Frustrated county OKs winter mining permit up the Crystal
Aspen Times Staff Writer
The Pitkin County commissioners granted amendments to a controversial miner’s permit that will allow winter mining operations yesterday. But they said greater consideration should be given to the complaints of residents adjacent to the mine.
The commissioners also expressed frustration in their lack of jurisdiction over the mine, which is located on federal land.
Robert Congdon runs the White Banks Alabaster Mine, a marble mine located in the Crystal River Valley. He has a 20-year permit from the county that is reviewed annually.
In yesterday’s review, the county granted several amendments to his permit, including the inclusion of five camping spots on his site, the extension of working hours to 7 a.m. to 7 p.m. and, most controversially, the granting of year-round operations.
Congdon’s mine is adjacent to a winter protection zone for a herd of bighorn sheep.
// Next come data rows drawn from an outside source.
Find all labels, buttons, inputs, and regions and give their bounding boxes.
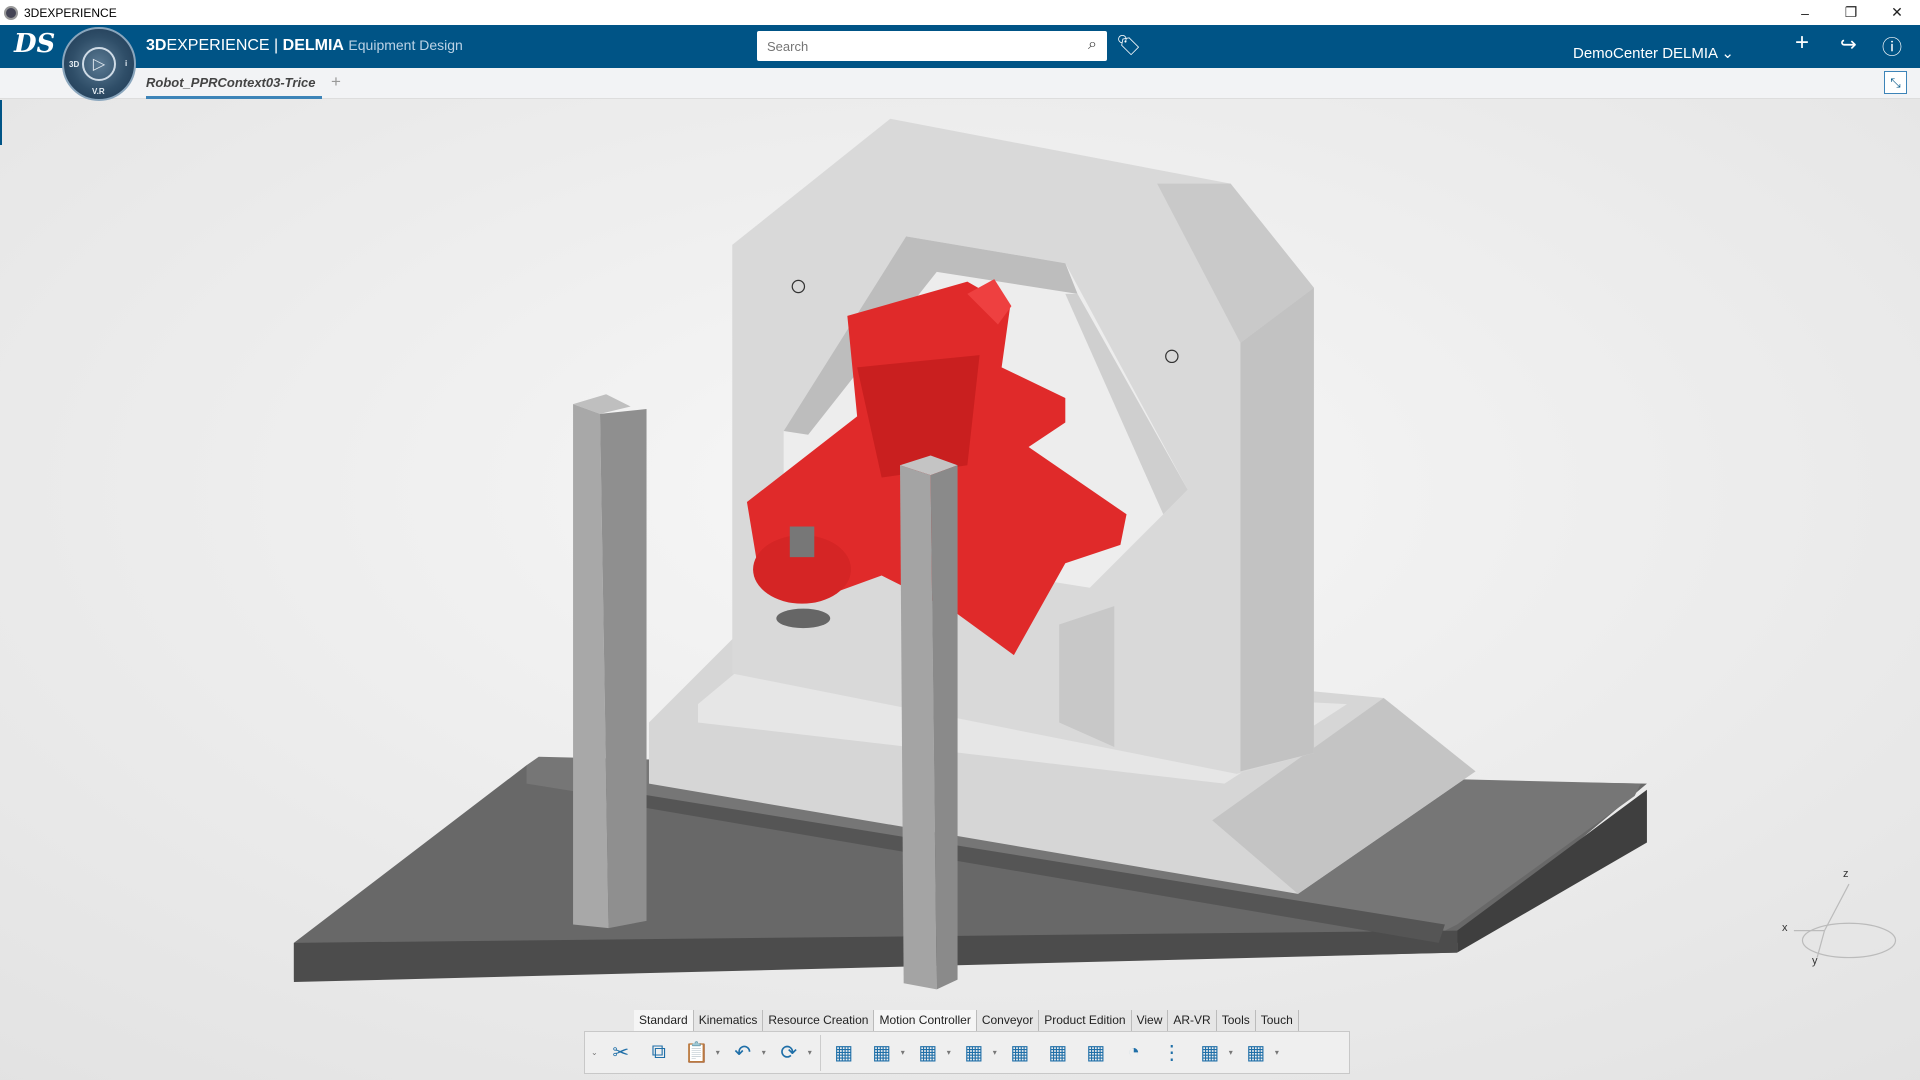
axis-z-label: z xyxy=(1843,868,1849,880)
tool-attach-icon[interactable]: ▦ xyxy=(1195,1038,1225,1068)
device-settings-icon[interactable]: ▦ xyxy=(867,1038,897,1068)
pillar-left xyxy=(573,394,647,929)
brand: 3DEXPERIENCE | DELMIA Equipment Design xyxy=(146,37,463,54)
home-position-icon[interactable]: ▦ xyxy=(1043,1038,1073,1068)
tag-icon[interactable]: 🏷 xyxy=(1116,33,1141,58)
device-icon[interactable]: ▦ xyxy=(829,1038,859,1068)
share-icon[interactable]: ↪ xyxy=(1840,32,1857,57)
search-input[interactable] xyxy=(767,38,1067,54)
copy-icon[interactable]: ⧉ xyxy=(644,1038,674,1068)
undo-icon[interactable]: ↶ xyxy=(728,1038,758,1068)
tab-kinematics[interactable]: Kinematics xyxy=(693,1010,764,1031)
help-icon[interactable]: ⓘ xyxy=(1882,31,1902,60)
side-panel-handle[interactable] xyxy=(0,100,2,145)
mount-icon[interactable]: ▦ xyxy=(1005,1038,1035,1068)
collapse-icon[interactable]: ⤡ xyxy=(1884,71,1907,94)
device-product-icon[interactable]: ▦ xyxy=(959,1038,989,1068)
document-tabbar: Robot_PPRContext03-Trice + ⤡ xyxy=(0,68,1920,99)
search-icon[interactable]: ⌕ xyxy=(1088,36,1097,54)
tab-standard[interactable]: Standard xyxy=(634,1010,694,1031)
compass-widget[interactable]: 3D V.R i ▷ xyxy=(62,27,136,101)
robot-icon[interactable]: ▦ xyxy=(913,1038,943,1068)
abc-sequence-icon[interactable]: ⋮ xyxy=(1157,1038,1187,1068)
compass-label-3d[interactable]: 3D xyxy=(69,60,79,69)
paste-icon[interactable]: 📋 xyxy=(682,1038,712,1068)
compass-label-i[interactable]: i xyxy=(125,59,127,68)
tab-ar-vr[interactable]: AR-VR xyxy=(1168,1010,1217,1031)
search-field[interactable]: ⌕ xyxy=(757,31,1107,61)
tab-resource-creation[interactable]: Resource Creation xyxy=(763,1010,875,1031)
pillar-right xyxy=(900,455,958,990)
cut-icon[interactable]: ✂ xyxy=(606,1038,636,1068)
tab-motion-controller[interactable]: Motion Controller xyxy=(874,1010,977,1031)
speed-icon[interactable]: ◔ xyxy=(1119,1038,1149,1068)
action-bar-expand-icon[interactable]: ⌄ xyxy=(591,1048,598,1057)
tab-conveyor[interactable]: Conveyor xyxy=(976,1010,1040,1031)
ds-logo-icon[interactable]: DS xyxy=(14,29,55,59)
top-bar: DS 3DEXPERIENCE | DELMIA Equipment Desig… xyxy=(0,25,1920,68)
tab-tools[interactable]: Tools xyxy=(1216,1010,1256,1031)
compass-label-vr[interactable]: V.R xyxy=(92,87,105,96)
add-icon[interactable]: + xyxy=(1795,29,1809,57)
axis-x-label: x xyxy=(1782,922,1788,934)
play-icon[interactable]: ▷ xyxy=(82,47,116,81)
tab-product-edition[interactable]: Product Edition xyxy=(1039,1010,1132,1031)
3d-viewport[interactable] xyxy=(0,0,1920,1080)
tab-document[interactable]: Robot_PPRContext03-Trice xyxy=(146,75,322,99)
add-tab-button[interactable]: + xyxy=(331,72,341,92)
app-name: Equipment Design xyxy=(348,37,463,53)
joint-table-icon[interactable]: ▦ xyxy=(1081,1038,1111,1068)
axis-y-label: y xyxy=(1812,955,1818,967)
action-bar: ⌄ ✂ ⧉ 📋 ▾ ↶ ▾ ⟳ ▾ ▦ ▦ ▾ ▦ ▾ ▦ ▾ ▦ ▦ ▦ ◔ ⋮ ▦ ▾ ▦… xyxy=(584,1031,1350,1074)
update-icon[interactable]: ⟳ xyxy=(774,1038,804,1068)
tab-view[interactable]: View xyxy=(1131,1010,1169,1031)
action-bar-tabs: Standard Kinematics Resource Creation Mo… xyxy=(634,1010,1299,1031)
device-tools-icon[interactable]: ▦ xyxy=(1241,1038,1271,1068)
user-menu[interactable]: DemoCenter DELMIA ⌄ xyxy=(1573,44,1734,62)
tab-touch[interactable]: Touch xyxy=(1255,1010,1299,1031)
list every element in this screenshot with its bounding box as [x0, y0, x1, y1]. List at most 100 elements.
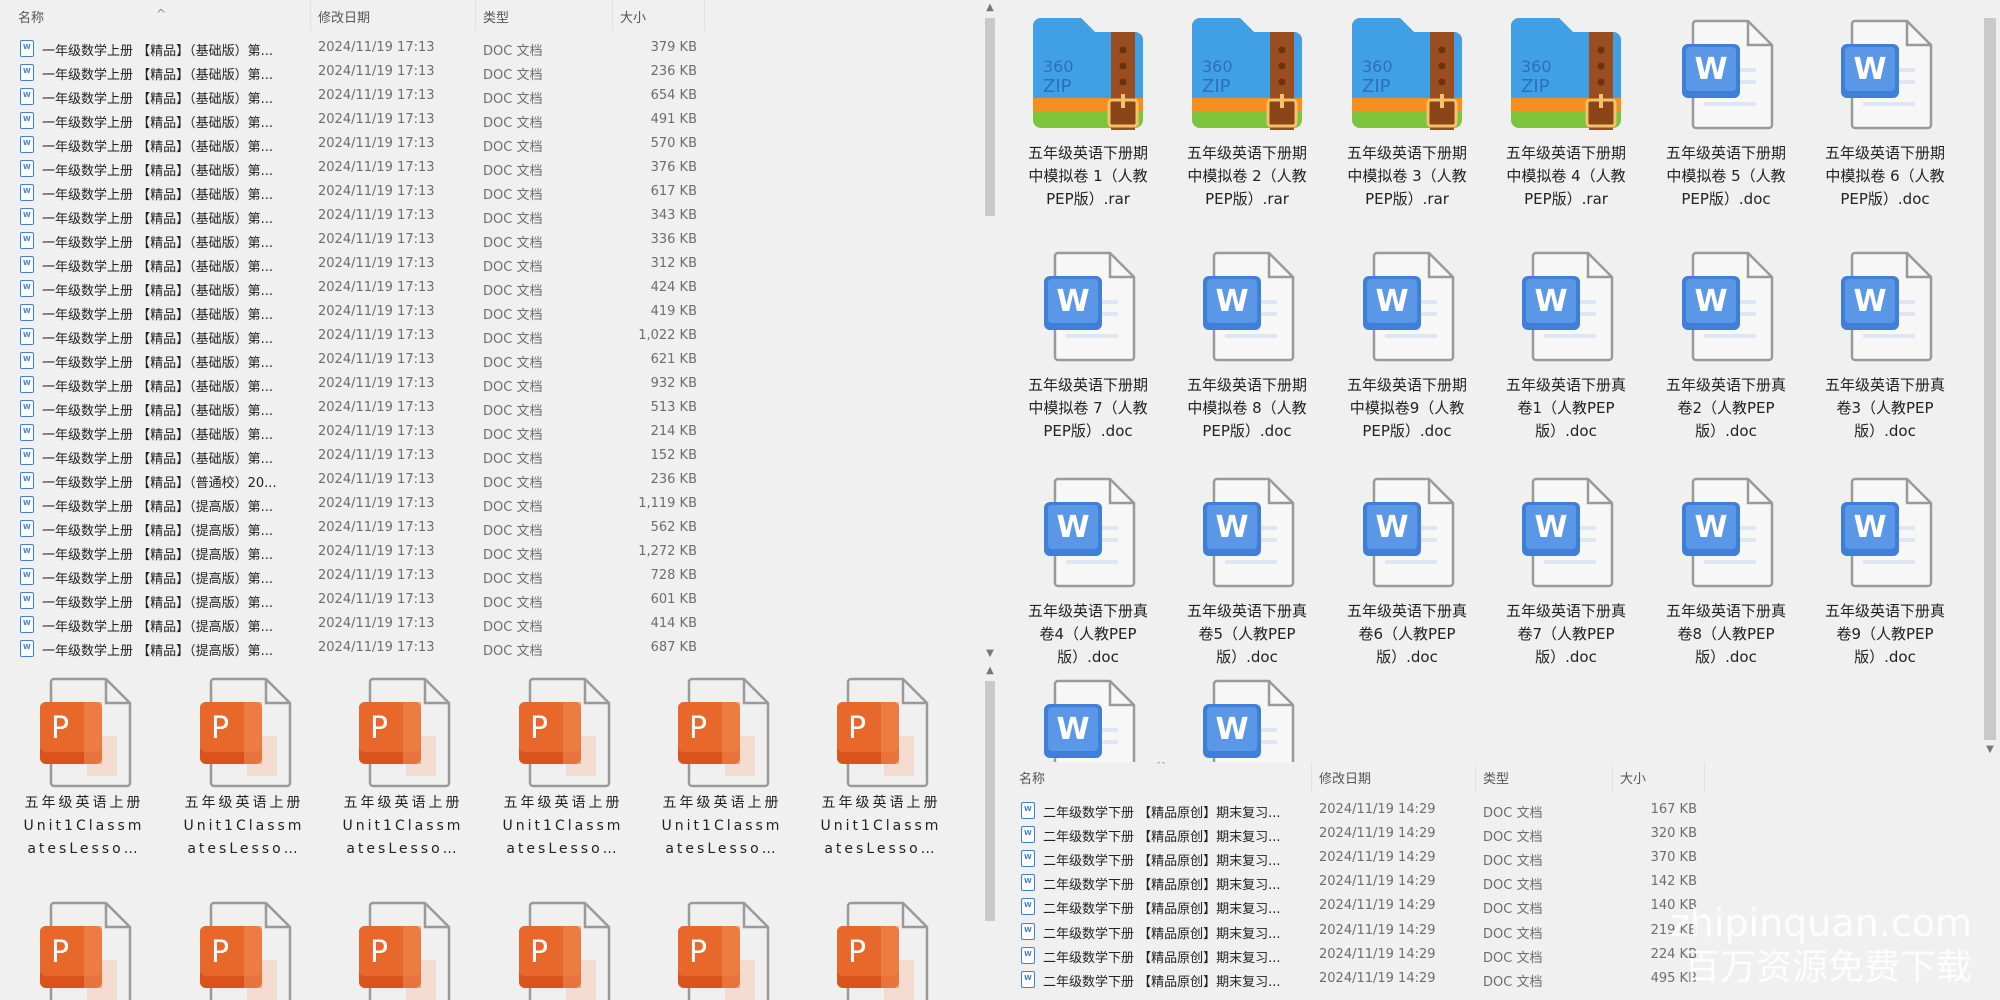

The U.S. Forest Service has granted Congdon a one-year permit for winter mining, with the provision of close monitoring by USFS and Department of Wildlife experts over the one-year trial period.
Throughout the meeting, the commissioners were frustrated by the lack of jurisdiction regarding the mine.
“The United States federal government is the big fish in this instance,” John Ely, legal counsel to Pitkin County, told the board. “[The county] cannot contravene what the federal government has laid out.”
Ely said the county can only act on issues regarding “off-site” effects of the mining. In this case, such effects include the impact of loud blasting on adjacent neighborhoods. Residents of two nearby communities have recently complained of damage done to their homes by vibrations caused by blasting. There was also concern that winter blasting would pose an avalanche risk.
Bill Brunworth, who lives in Swiss Village less than a mile from the mine, has vociferously opposed Congdon’s operations from the start. He expressed concern that the Forest Service has granted Congdon winter mining rights without proper input from concerned residents.
Although he understood the county is limited in how it can inhibit Congdon’s operations, Brunworth vowed to do all he can to ensure a fair hearing from the Forest Service.
Speaking during the break to Commissioner Mick Ireland, Brunworth said, “I’ll never get off [USFS representative Bill Westbrook’s] tail. I’m not rolling over here. It’s a personality trait. They don’t know what they are up against with me.”
Several county commissioners shared his concerns. Ireland expressed support for Brunworth during the break.
“I understand where you are coming from,” Ireland told Brunworth. “I’m doing all I can to help, in my own way.”
In response largely to the concerns of nearby residents, the board urged the Forest Service to consider undertaking an environmental analysis, a large-scale investigation into the mine that would include public input.
The board also agreed to hold a work session in six months with Congdon and representatives from the state Department of Geology, the Forest Service, the Department of Wildlife and the Swiss Village subdivision. The work session will closely examine the concerns of Swiss Village representatives versus the mining rights of Congdon.
Both Brunworth and Congdon were pleased with the decision. Brunworth said he felt the county had given as much support as they could to his concerns. Congdon also felt the commissioners had given his mining rights a fair hearing.
“I’m really quite pleased,” Congdon said. “The commissioners are working from a middle ground. They are taking both the legitimate concerns of nearby residents and my legal rights as a miner into consideration.”